AppRiver addition of Skype dial-in conferencing reflects company’s reinvention in digital era

AppRiver has announced the availability of unlimited dial-in conferencing to Skype for Business at an affordable rate, as a new optional feature of their Skye for Business service.

Scott Paul Appriver

Scott Paul, senior director of AppRiver’s Microsoft Alliance

TORONTO – Security-focused email hosting provider AppRiver, a long-time Microsoft partner, has announced that it has adding the ability for its partners to offer a dial-in conferencing option for its Skype for Business service. The new service is important in itself. It is, however, even more important as a reflection of how the company is re-inventing itself so that its offerings continue to be relevant.

Microsoft’s transition of its own business fundamentally affects AppRiver’s as well.

“At this stage in the lifecycle of the CSP program and Microsoft’s transition to being a services company, it impacts the fundamental nature of how we bring new products to market as Appriver,” said Scott Paul, senior director of AppRiver’s Microsoft Alliance. “What powered the first ten years of our growth was where we built our own IP, and created our own cloud. We then morphed it a bit to buy IP from Microsoft in the form of Exchange, and run it in our cloud.”

That model, Paul acknowledged, is seriously imperiled in a world where you can now turn on new product with the push of a button.

“It has challenged us to think differently about how to call a product our own and think out the value of our participation,” he said. “When we built a new security product, everyone knew it was a fit because we were a security company. Now we are confronted with a choice. Do we want to sell things like dial tone and voice services?”

On the one hand, Paul said some elements fit because Azure infrastructure-as-a-service is largely unfinished services, while AppRiver sells finished services.

“We could start selling it tomorrow if we decided to, and it’s so easy to get our hands on,” he said. “We have to ask questions about whether it belongs in our stack because the question becomes – can we do it phenomenally? Doing things phenomenally is our brand.”

Paul also indicated that with Microsoft’s Project Madeira inevitably bringing ERP to SMB space, AppRiver is challenged to find a way to add value.

“In order to avoid becoming a fractured tiny distributor, we need to be able to ‘AppRiverize’ all of that into a great customer experience, and one that that will be priced attractive for the market and will be attractive to partners,” he said.

The answer is to fundamentally transform how the company operates.

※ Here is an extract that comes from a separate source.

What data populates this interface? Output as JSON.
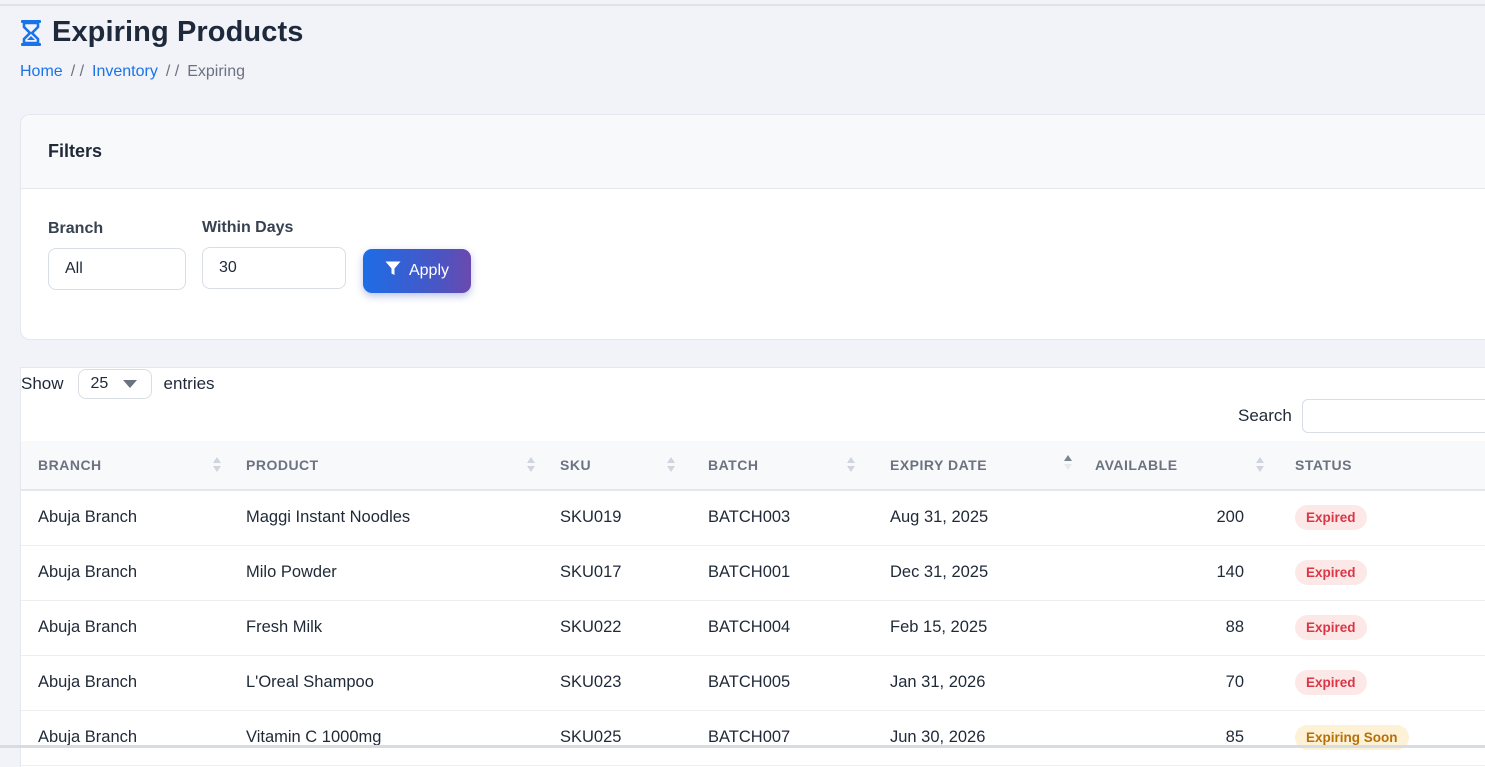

“We have integrated the product management function with development and marketing in a way we never have before, and in a way very few companies our size do,” he said. “We have started spending money on the inward-facing stuff. We are taking highly qualified people and giving them latitude and authority around any new solution. There is a level of sophistication around research and analytics and commercial modelling that we never did before. We have gone from doing things because ‘it feels right’ to a new level of enterprise rigor around new product development.”

Paul said that Microsoft’s partners all need to go through this same process to rethink and reaffirm their value as Microsoft changes its own business model.

“There’s not a partner in the ecosystem that doesn’t have to do some degree of reinventing itself to avoid being disrupted, from the smallest MSP to the largest distributor,” he said. “As Microsoft is transforming, every partner Microsoft has will have to completely transform.”

Adding the dial-in conferencing at a rock bottom price, and specifically only for those customers who need it, adds new value to AppRiver’s multiple Office 365 and hosted Exchange plans.

“We are positioning ourselves to have an impactful launch of PSTN conferencing for Microsoft,” Paul said. “We could deploy 20,000 seats of PSTN conferencing in the next 12 months.”

Paul said that AppRiver still has work to do here to optimize their success rate.

“We have the services around voice, and Microsoft has the brand to make it very impactful in the Microsoft cloud. What’s missing for us right now is a very clear detailed picture of how partners deliver those services and who those channel partners are. We have to speak their language and deliver what they care about.”

Paul indicated that other major changes are on the way.

“We are demoing at our booth here [637] the final release of our second generation business platform, Nautical, that has taken more than four years to develop,” he said. “We have the tools to grow our cloud stack in a massive way and scale our partner program. We can go to ConnectWise in the fall as a new brand in their ecosystem. They have tens of thousands who were beyond our brand because we were not in their ecosystem. It is the single biggest investment we have ever made in anything and is the main vehicle in our transformation.”